Data Intelligence and sales engagement software using machine learning
Overview
Machine learning based platform with data intelligence and sales engagement features, helping the users with go-to-market strategies.
At A Glance
Industry
Marketing & Advertising
Region
UK
Duration
16 Weeks
Technical Stack
Client Profile
The client is a leading SaaS company in Europe, with a robust B2B database for sales engagement and GTM strategies.
Challenge
Didn’t have lead prospecting and sales engagement features in a single software.
Prospecting decisions that were made, were not backed by machine learning insights.
The software didn’t support various integrations.
The software earlier didn’t provide reports on customer engagement analytics.
Chrome extension was not available for prospecting on other platforms.
Solution
Built a 360° solution for the client, from front-end, back-end, and the integration of ML models to scale up the software.

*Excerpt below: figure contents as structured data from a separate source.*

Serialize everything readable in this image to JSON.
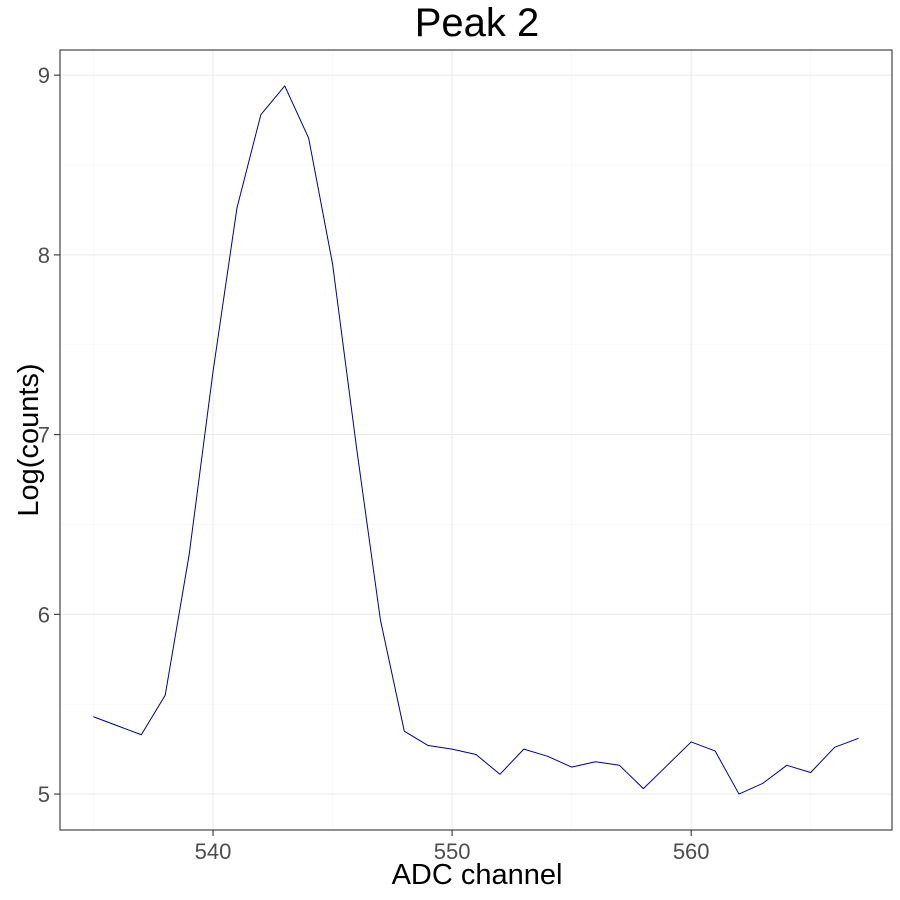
{
  "chart_data": {
    "type": "line",
    "title": "Peak 2",
    "xlabel": "ADC channel",
    "ylabel": "Log(counts)",
    "xlim": [
      533.6,
      568.4
    ],
    "ylim": [
      4.8,
      9.14
    ],
    "x_ticks": [
      540,
      550,
      560
    ],
    "y_ticks": [
      5,
      6,
      7,
      8,
      9
    ],
    "x_minor": [
      535,
      545,
      555,
      565
    ],
    "y_minor": [
      5.5,
      6.5,
      7.5,
      8.5
    ],
    "grid": true,
    "line_color": "#00008b",
    "series": [
      {
        "x": [
          535,
          536,
          537,
          538,
          539,
          540,
          541,
          542,
          543,
          544,
          545,
          546,
          547,
          548,
          549,
          550,
          551,
          552,
          553,
          554,
          555,
          556,
          557,
          558,
          559,
          560,
          561,
          562,
          563,
          564,
          565,
          566,
          567
        ],
        "values": [
          5.43,
          5.38,
          5.33,
          5.55,
          6.33,
          7.35,
          8.26,
          8.78,
          8.94,
          8.65,
          7.95,
          6.93,
          5.97,
          5.35,
          5.27,
          5.25,
          5.22,
          5.11,
          5.25,
          5.21,
          5.15,
          5.18,
          5.16,
          5.03,
          5.16,
          5.29,
          5.24,
          5.0,
          5.06,
          5.16,
          5.12,
          5.26,
          5.31
        ]
      }
    ]
  }
}
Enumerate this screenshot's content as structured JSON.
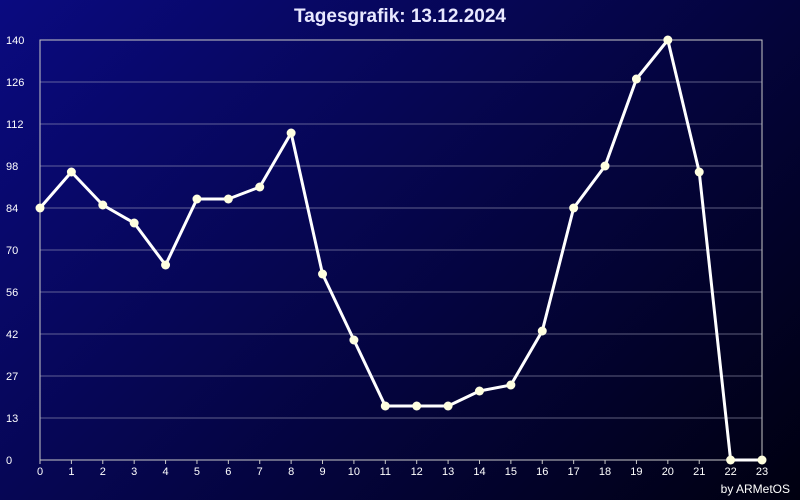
{
  "chart_data": {
    "type": "line",
    "title": "Tagesgrafik: 13.12.2024",
    "x": [
      0,
      1,
      2,
      3,
      4,
      5,
      6,
      7,
      8,
      9,
      10,
      11,
      12,
      13,
      14,
      15,
      16,
      17,
      18,
      19,
      20,
      21,
      22,
      23
    ],
    "series": [
      {
        "values": [
          84,
          96,
          85,
          79,
          65,
          87,
          87,
          91,
          109,
          62,
          40,
          18,
          18,
          18,
          23,
          25,
          43,
          84,
          98,
          127,
          140,
          96,
          0,
          0
        ]
      }
    ],
    "y_ticks": [
      "0",
      "13",
      "27",
      "42",
      "56",
      "70",
      "84",
      "98",
      "112",
      "126",
      "140"
    ],
    "xlim": [
      0,
      23
    ],
    "ylim": [
      0,
      140
    ],
    "grid": true,
    "line_color": "#ffffff",
    "marker_color": "#ffffe0"
  },
  "footer": {
    "credit": "by ARMetOS"
  }
}
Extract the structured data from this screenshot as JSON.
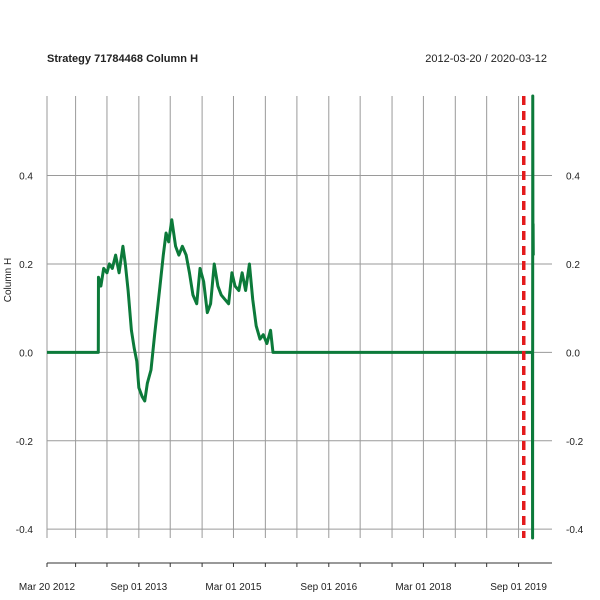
{
  "chart_data": {
    "type": "line",
    "title": "Strategy 71784468 Column H",
    "date_range": "2012-03-20 / 2020-03-12",
    "ylabel": "Column H",
    "xlim": [
      "2012-03-20",
      "2020-03-12"
    ],
    "ylim": [
      -0.42,
      0.58
    ],
    "yticks": [
      -0.4,
      -0.2,
      0.0,
      0.2,
      0.4
    ],
    "ytick_labels": [
      "-0.4",
      "-0.2",
      "0.0",
      "0.2",
      "0.4"
    ],
    "xtick_labels": [
      {
        "date": "2012-03-20",
        "label": "Mar 20 2012"
      },
      {
        "date": "2013-09-01",
        "label": "Sep 01 2013"
      },
      {
        "date": "2015-03-01",
        "label": "Mar 01 2015"
      },
      {
        "date": "2016-09-01",
        "label": "Sep 01 2016"
      },
      {
        "date": "2018-03-01",
        "label": "Mar 01 2018"
      },
      {
        "date": "2019-09-01",
        "label": "Sep 01 2019"
      }
    ],
    "grid_dates": [
      "2012-03-20",
      "2012-09-01",
      "2013-03-01",
      "2013-09-01",
      "2014-03-01",
      "2014-09-01",
      "2015-03-01",
      "2015-09-01",
      "2016-03-01",
      "2016-09-01",
      "2017-03-01",
      "2017-09-01",
      "2018-03-01",
      "2018-09-01",
      "2019-03-01",
      "2019-09-01"
    ],
    "grid": true,
    "vline": {
      "date": "2019-10-01",
      "color": "#e31a1c",
      "style": "dashed"
    },
    "series": [
      {
        "color": "#0c7a3a",
        "x": [
          "2012-03-20",
          "2013-01-10",
          "2013-01-11",
          "2013-01-25",
          "2013-02-10",
          "2013-03-01",
          "2013-03-15",
          "2013-04-01",
          "2013-04-20",
          "2013-05-10",
          "2013-06-01",
          "2013-06-15",
          "2013-07-01",
          "2013-07-20",
          "2013-08-05",
          "2013-08-20",
          "2013-09-01",
          "2013-09-20",
          "2013-10-05",
          "2013-10-20",
          "2013-11-10",
          "2013-12-01",
          "2014-01-01",
          "2014-01-20",
          "2014-02-05",
          "2014-02-20",
          "2014-03-10",
          "2014-04-01",
          "2014-04-20",
          "2014-05-10",
          "2014-06-01",
          "2014-06-20",
          "2014-07-10",
          "2014-08-01",
          "2014-08-20",
          "2014-09-10",
          "2014-10-01",
          "2014-10-20",
          "2014-11-10",
          "2014-12-01",
          "2014-12-20",
          "2015-01-10",
          "2015-02-01",
          "2015-02-20",
          "2015-03-10",
          "2015-04-01",
          "2015-04-20",
          "2015-05-10",
          "2015-06-01",
          "2015-06-20",
          "2015-07-10",
          "2015-08-01",
          "2015-08-20",
          "2015-09-10",
          "2015-10-01",
          "2015-10-15",
          "2015-10-25",
          "2019-11-20",
          "2019-11-21",
          "2019-11-22",
          "2019-11-23",
          "2019-11-24",
          "2019-11-25"
        ],
        "y": [
          0.0,
          0.0,
          0.17,
          0.15,
          0.19,
          0.18,
          0.2,
          0.19,
          0.22,
          0.18,
          0.24,
          0.2,
          0.14,
          0.05,
          0.01,
          -0.02,
          -0.08,
          -0.1,
          -0.11,
          -0.07,
          -0.04,
          0.04,
          0.15,
          0.22,
          0.27,
          0.25,
          0.3,
          0.24,
          0.22,
          0.24,
          0.22,
          0.18,
          0.13,
          0.11,
          0.19,
          0.16,
          0.09,
          0.11,
          0.2,
          0.15,
          0.13,
          0.12,
          0.11,
          0.18,
          0.15,
          0.14,
          0.18,
          0.14,
          0.2,
          0.12,
          0.06,
          0.03,
          0.04,
          0.02,
          0.05,
          0.0,
          0.0,
          0.0,
          -0.42,
          0.58,
          0.22,
          0.29,
          0.22
        ]
      }
    ]
  }
}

Developed the project's front-end using React JS, JavaScript, and CSS. User data was sent to Firebase and fetched when needed.
Back-end was developed using three languages: APIs using Node JS, Admin Panel using PHP, and user authentication using Firebase.
Machine learning technologies were incorporated into the software in a customer-centric manner. It was divided into three processes namely:
Customer Segmentation: Clustering of different customers using unsupervised ML techniques. Customer data is placed into buckets for segmentation.
Customer Churn Prediction: ML algorithms are applied to customer data stored in buckets for detailed segmentation. This process is what we refer to as, Customer churn analytics.
Customer Recommendation: The user gets insights backed by data, which can assist their prospecting processes.
Key Benefits
Helped users increase customer engagement by 23%
The client got a 44% increase in users on their platform
More accurate and relevant lead suggestions due to ML integration resulted in better prospecting.